There are too many questions in my head right now. I could not help but to cry when I could not think properly. People used to say...Think positive and you'll know what to decide. But I think there are some circumstances that I could not think positively. It is easier to be said than to be done.
What about the work place? Do you enjoy working there? What about your life partner? Do you think he / she appreciates you? What about money? Do think it is enough to support you and your family? What about future? Is it going to be the same page?
I don't want to think about all those questions, but somehow they tend to mess around with my mind. I used to say that I love teaching... but sometimes I do feel like my job is not being appreciated by some of students. I used to say that I love working... but sometimes I feel like quitting my job and if I could, I would like to be a normal housewife.
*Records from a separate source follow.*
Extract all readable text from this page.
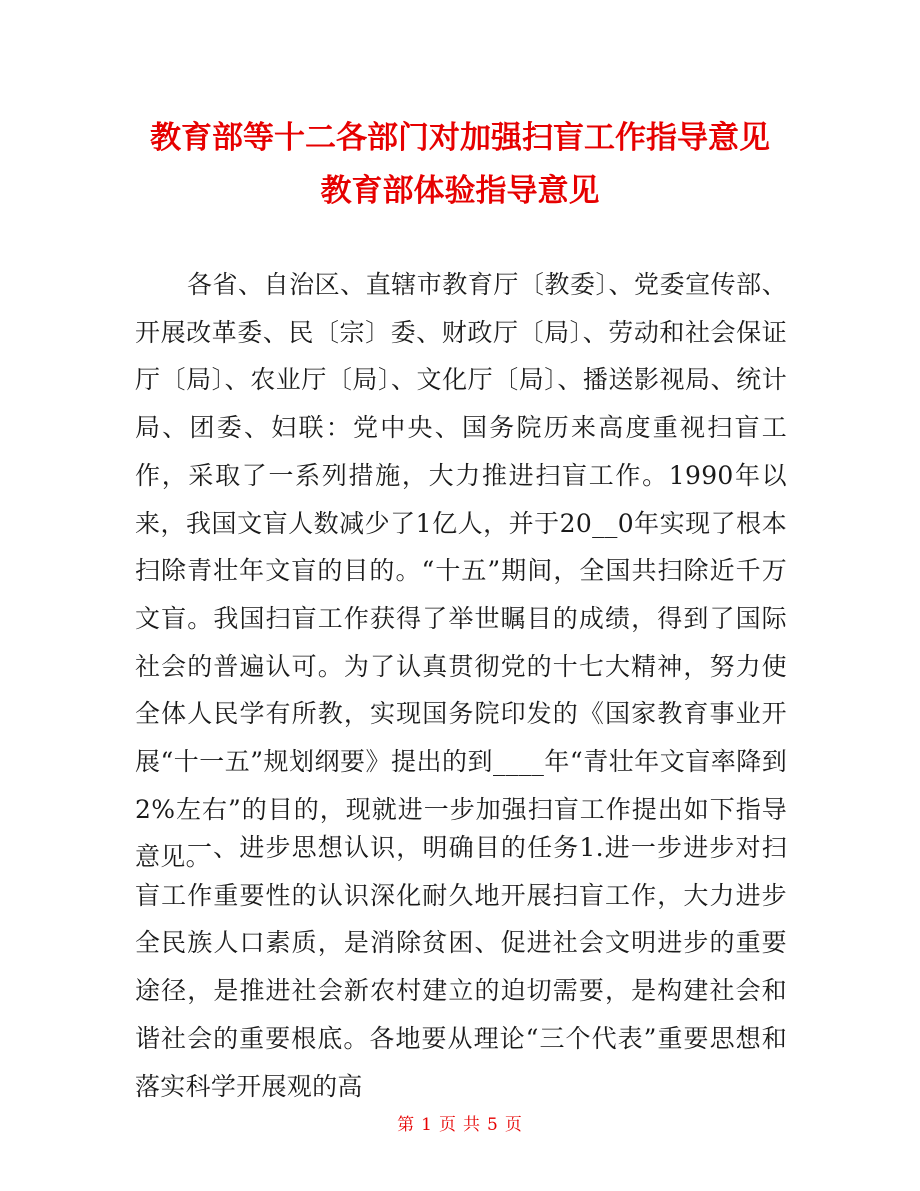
教育部等十二各部门对加强扫盲工作指导意见
教育部体验指导意见

各省、自治区、直辖市教育厅〔教委〕、党委宣传部、开展改革委、民〔宗〕委、财政厅〔局〕、劳动和社会保证厅〔局〕、农业厅〔局〕、文化厅〔局〕、播送影视局、统计局、团委、妇联：党中央、国务院历来高度重视扫盲工作，采取了一系列措施，大力推进扫盲工作。1990年以来，我国文盲人数减少了1亿人，并于20__0年实现了根本扫除青壮年文盲的目的。“十五”期间，全国共扫除近千万文盲。我国扫盲工作获得了举世瞩目的成绩，得到了国际社会的普遍认可。为了认真贯彻党的十七大精神，努力使全体人民学有所教，实现国务院印发的《国家教育事业开展“十一五”规划纲要》提出的到____年“青壮年文盲率降到2%左右”的目的，现就进一步加强扫盲工作提出如下指导意见。

一、进步思想认识，明确目的任务1.进一步进步对扫盲工作重要性的认识深化耐久地开展扫盲工作，大力进步全民族人口素质，是消除贫困、促进社会文明进步的重要途径，是推进社会新农村建立的迫切需要，是构建社会和谐社会的重要根底。各地要从理论“三个代表”重要思想和落实科学开展观的高

第 1 页 共 5 页
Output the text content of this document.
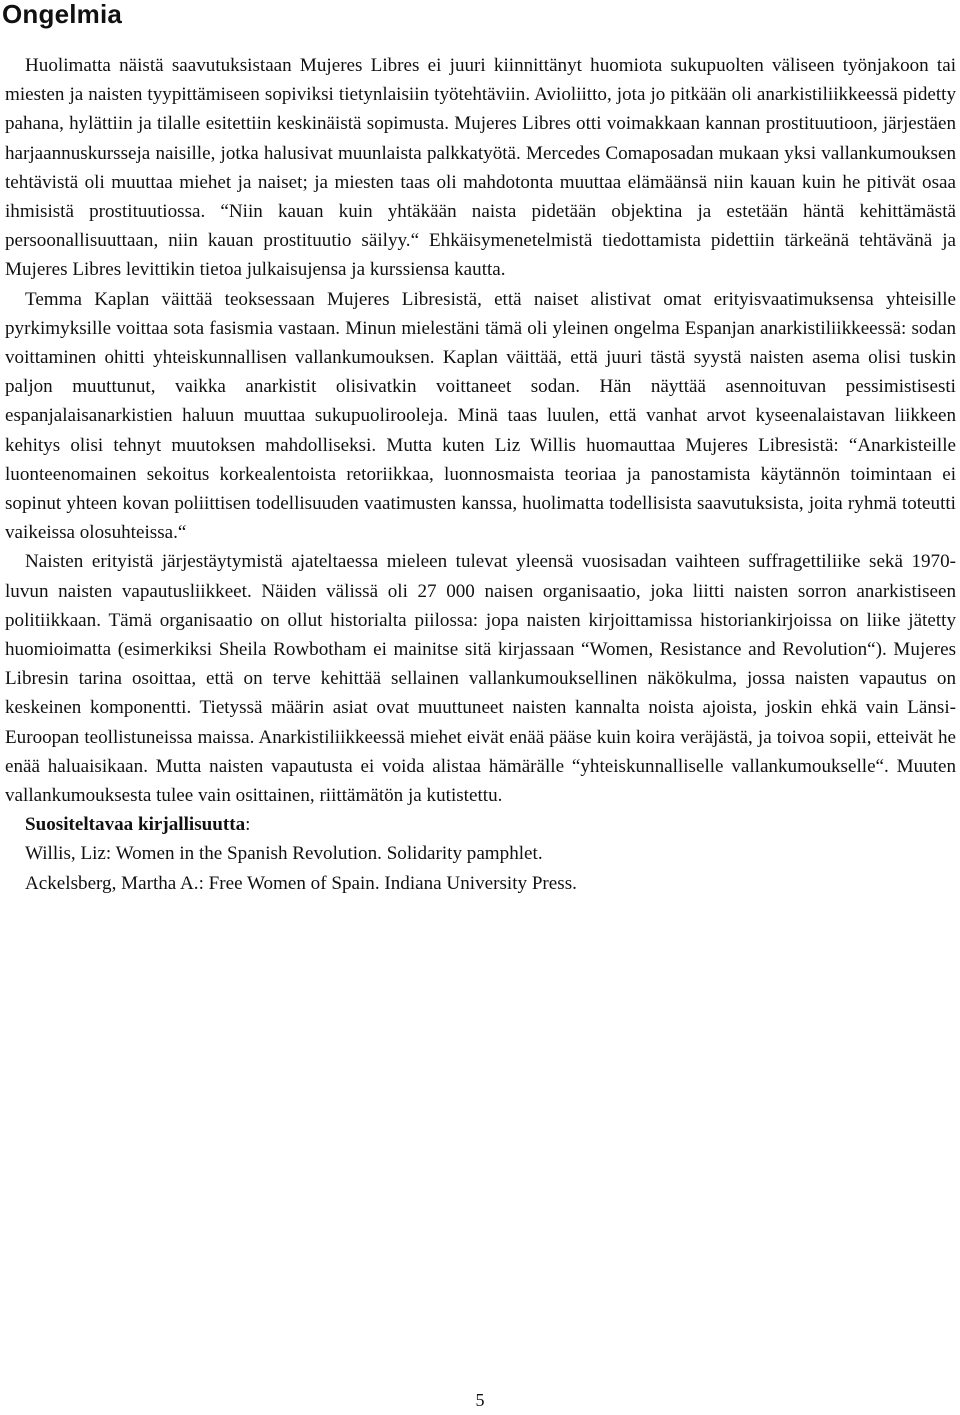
Ongelmia

Huolimatta näistä saavutuksistaan Mujeres Libres ei juuri kiinnittänyt huomiota sukupuolten väliseen työnjakoon tai miesten ja naisten tyypittämiseen sopiviksi tietynlaisiin työtehtäviin. Avioliitto, jota jo pitkään oli anarkistiliikkeessä pidetty pahana, hylättiin ja tilalle esitettiin keskinäistä sopimusta. Mujeres Libres otti voimakkaan kannan prostituutioon, järjestäen harjaannuskursseja naisille, jotka halusivat muunlaista palkkatyötä. Mercedes Comaposadan mukaan yksi vallankumouksen tehtävistä oli muuttaa miehet ja naiset; ja miesten taas oli mahdotonta muuttaa elämäänsä niin kauan kuin he pitivät osaa ihmisistä prostituutiossa. “Niin kauan kuin yhtäkään naista pidetään objektina ja estetään häntä kehittämästä persoonallisuuttaan, niin kauan prostituutio säilyy.“ Ehkäisymenetelmistä tiedottamista pidettiin tärkeänä tehtävänä ja Mujeres Libres levittikin tietoa julkaisujensa ja kurssiensa kautta.

Temma Kaplan väittää teoksessaan Mujeres Libresistä, että naiset alistivat omat erityisvaatimuksensa yhteisille pyrkimyksille voittaa sota fasismia vastaan. Minun mielestäni tämä oli yleinen ongelma Espanjan anarkistiliikkeessä: sodan voittaminen ohitti yhteiskunnallisen vallankumouksen. Kaplan väittää, että juuri tästä syystä naisten asema olisi tuskin paljon muuttunut, vaikka anarkistit olisivatkin voittaneet sodan. Hän näyttää asennoituvan pessimistisesti espanjalaisanarkistien haluun muuttaa sukupuolirooleja. Minä taas luulen, että vanhat arvot kyseenalaistavan liikkeen kehitys olisi tehnyt muutoksen mahdolliseksi. Mutta kuten Liz Willis huomauttaa Mujeres Libresistä: “Anarkisteille luonteenomainen sekoitus korkealentoista retoriikkaa, luonnosmaista teoriaa ja panostamista käytännön toimintaan ei sopinut yhteen kovan poliittisen todellisuuden vaatimusten kanssa, huolimatta todellisista saavutuksista, joita ryhmä toteutti vaikeissa olosuhteissa.“

Naisten erityistä järjestäytymistä ajateltaessa mieleen tulevat yleensä vuosisadan vaihteen suffragettiliike sekä 1970-luvun naisten vapautusliikkeet. Näiden välissä oli 27 000 naisen organisaatio, joka liitti naisten sorron anarkistiseen politiikkaan. Tämä organisaatio on ollut historialta piilossa: jopa naisten kirjoittamissa historiankirjoissa on liike jätetty huomioimatta (esimerkiksi Sheila Rowbotham ei mainitse sitä kirjassaan “Women, Resistance and Revolution“). Mujeres Libresin tarina osoittaa, että on terve kehittää sellainen vallankumouksellinen näkökulma, jossa naisten vapautus on keskeinen komponentti. Tietyssä määrin asiat ovat muuttuneet naisten kannalta noista ajoista, joskin ehkä vain Länsi-Euroopan teollistuneissa maissa. Anarkistiliikkeessä miehet eivät enää pääse kuin koira veräjästä, ja toivoa sopii, etteivät he enää haluaisikaan. Mutta naisten vapautusta ei voida alistaa hämärälle “yhteiskunnalliselle vallankumoukselle“. Muuten vallankumouksesta tulee vain osittainen, riittämätön ja kutistettu.

Suositeltavaa kirjallisuutta:
Willis, Liz: Women in the Spanish Revolution. Solidarity pamphlet.
Ackelsberg, Martha A.: Free Women of Spain. Indiana University Press.
5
The pressure is not the same for each one of us. Many of us do think about a lot of things and couldn't do much about it. We tend to keep it far away in a hidden place either in our mind or in our heart. Some people do take some actions to make sure all the negative thoughts are being pushed away. I tried so hard, but still, I couldn't throw those negative thoughts away.
What should I do? Crying is not the best solution. I'm sure many of us do feel alone in time like this. Talking to a friend might help, but do we tell the truth? Or should we hide a fact or two? Well, it is easier said than done. Talk is cheap. Friends come and go. Can you really find a real friend that can listen to you and to ease your pain?
Having problems is normal. But handling those problems is a different story. Like I said, thinking positively is not really easy in this real life. Some problems could be solved easily, but some might let you sink deep down into another world. I hate my job! Really! But, what can I do? It is my own choice. If I could turn back time, I think I would be someone else. (I wish!)
But there are things that I like for being me...having a wonderful husband and two lovable children in my life. My family is blessed...and I guess, my life is just another story on a big stage...I wonder, how will it end? Somehow, I will always say to myself, everything that happens to me is being planned by Allah and Allah knows it best. So...I'm going to appreciate myself more and I hope you all will think that way too...InsyaAllah.